Posted on:1999-05-19Degree:Ph.DType:Dissertation
University:New York UniversityCandidate:Chatterjee, SudiptoFull Text:PDF
GTID:1465390014973715Subject:Theater
Abstract/Summary:
The last time anyone in the West wrote a history of Bengali theatre was in 1931, when Prabhu Charan Guha-Thakurta published The Origin and Development of Bengali Drama from London. A large part of the book was about the history of the Western-style Bengali theatre that emerged as a hybrid form in nineteenth century Calcutta. Since Guha-Thakurta's pioneering work, little has been produced on the subject in the West, although much has been written about the subject in both Bengali and English in Calcutta. While there is a definite lack of literature about nineteenth century Bengali theatre in the West, what we have in the East is repetitive and mouth mere compendia of facts and figures. There is dire need to take a critical look at the history of the Bengali theatre and connect it to the context of colonialism and the issues surrounding it.;The dissertation narrates in meticulous detail the history of Western-style Bengali theatre--its evolution from imitating the colonial English theatres of Calcutta to form a self-identity--from 1795 through the end of the nineteenth century.

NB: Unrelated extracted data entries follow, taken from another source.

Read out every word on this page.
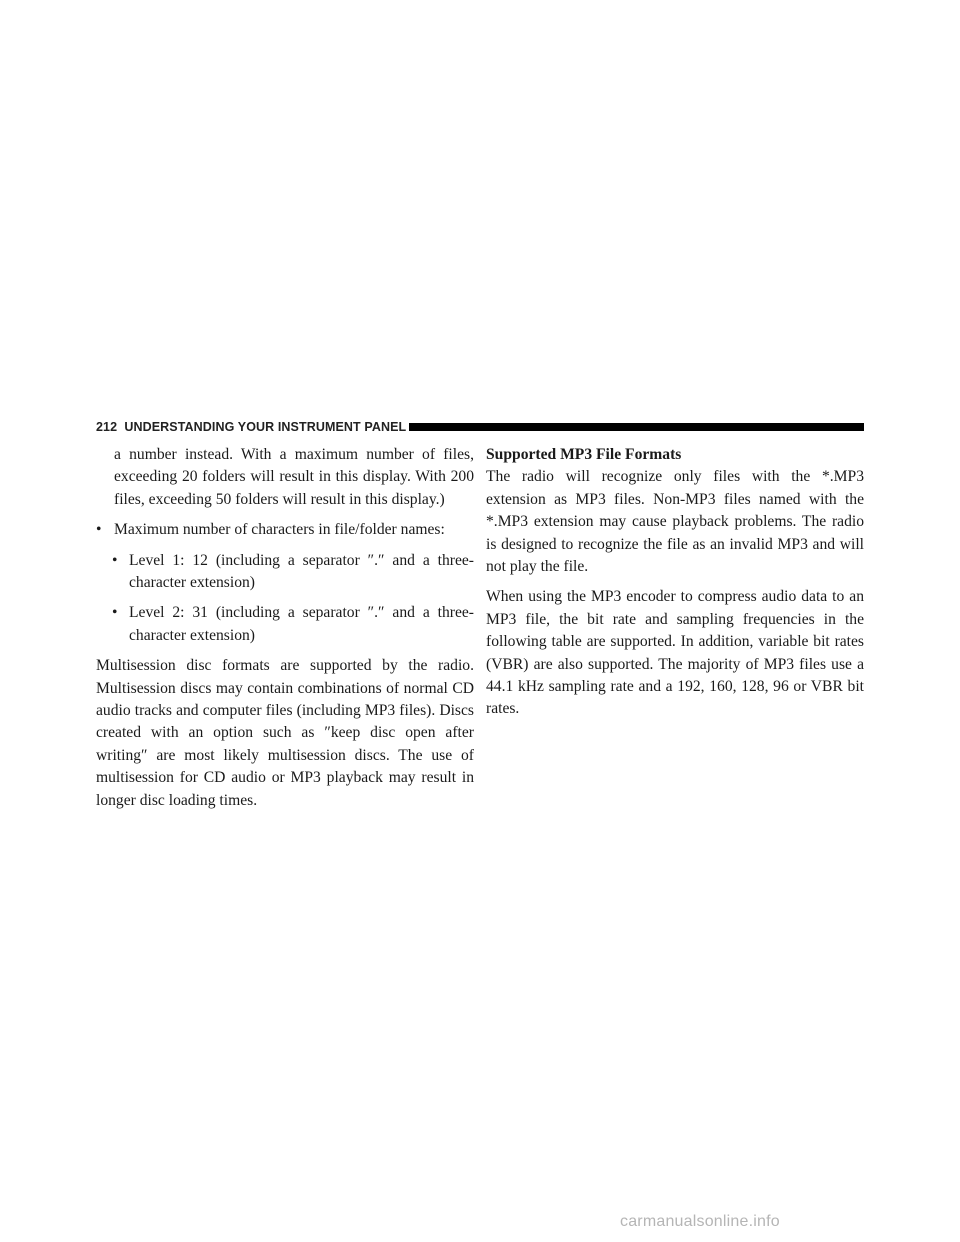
212 UNDERSTANDING YOUR INSTRUMENT PANEL

a number instead. With a maximum number of files, exceeding 20 folders will result in this display. With 200 files, exceeding 50 folders will result in this display.)

• Maximum number of characters in file/folder names:
• Level 1: 12 (including a separator ″.″ and a three-character extension)
• Level 2: 31 (including a separator ″.″ and a three-character extension)

Multisession disc formats are supported by the radio. Multisession discs may contain combinations of normal CD audio tracks and computer files (including MP3 files). Discs created with an option such as ″keep disc open after writing″ are most likely multisession discs. The use of multisession for CD audio or MP3 playback may result in longer disc loading times.

Supported MP3 File Formats

The radio will recognize only files with the *.MP3 extension as MP3 files. Non-MP3 files named with the *.MP3 extension may cause playback problems. The radio is designed to recognize the file as an invalid MP3 and will not play the file.

When using the MP3 encoder to compress audio data to an MP3 file, the bit rate and sampling frequencies in the following table are supported. In addition, variable bit rates (VBR) are also supported. The majority of MP3 files use a 44.1 kHz sampling rate and a 192, 160, 128, 96 or VBR bit rates.

carmanualsonline.info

It is structured as five informative and analytic essays that imbricate into each other, and reconstitute the act of writing performance history as a strategy for exploring issues that are normatively situated beyond the limits of performance. As a result, we get two performances--one, the immediately recognizable "staging" of the normative, socially cognizant performance (for example, the theatre); and, two, the larger theatre of a colonized society, its culture and history. In this way, we are looking at performance history itself as a "performance" within the even larger performative contingencies of history. So, it becomes not merely a case of reading the social politics of nineteenth century Bengali theatre in British Calcutta, but the theatre of the social politics of the empire itself. The performative paradigm turns into derivative discourse to lend newer, more layered and textured meaning to socio-historical interpretation. Theatre history becomes a metonymic site for socio-political history.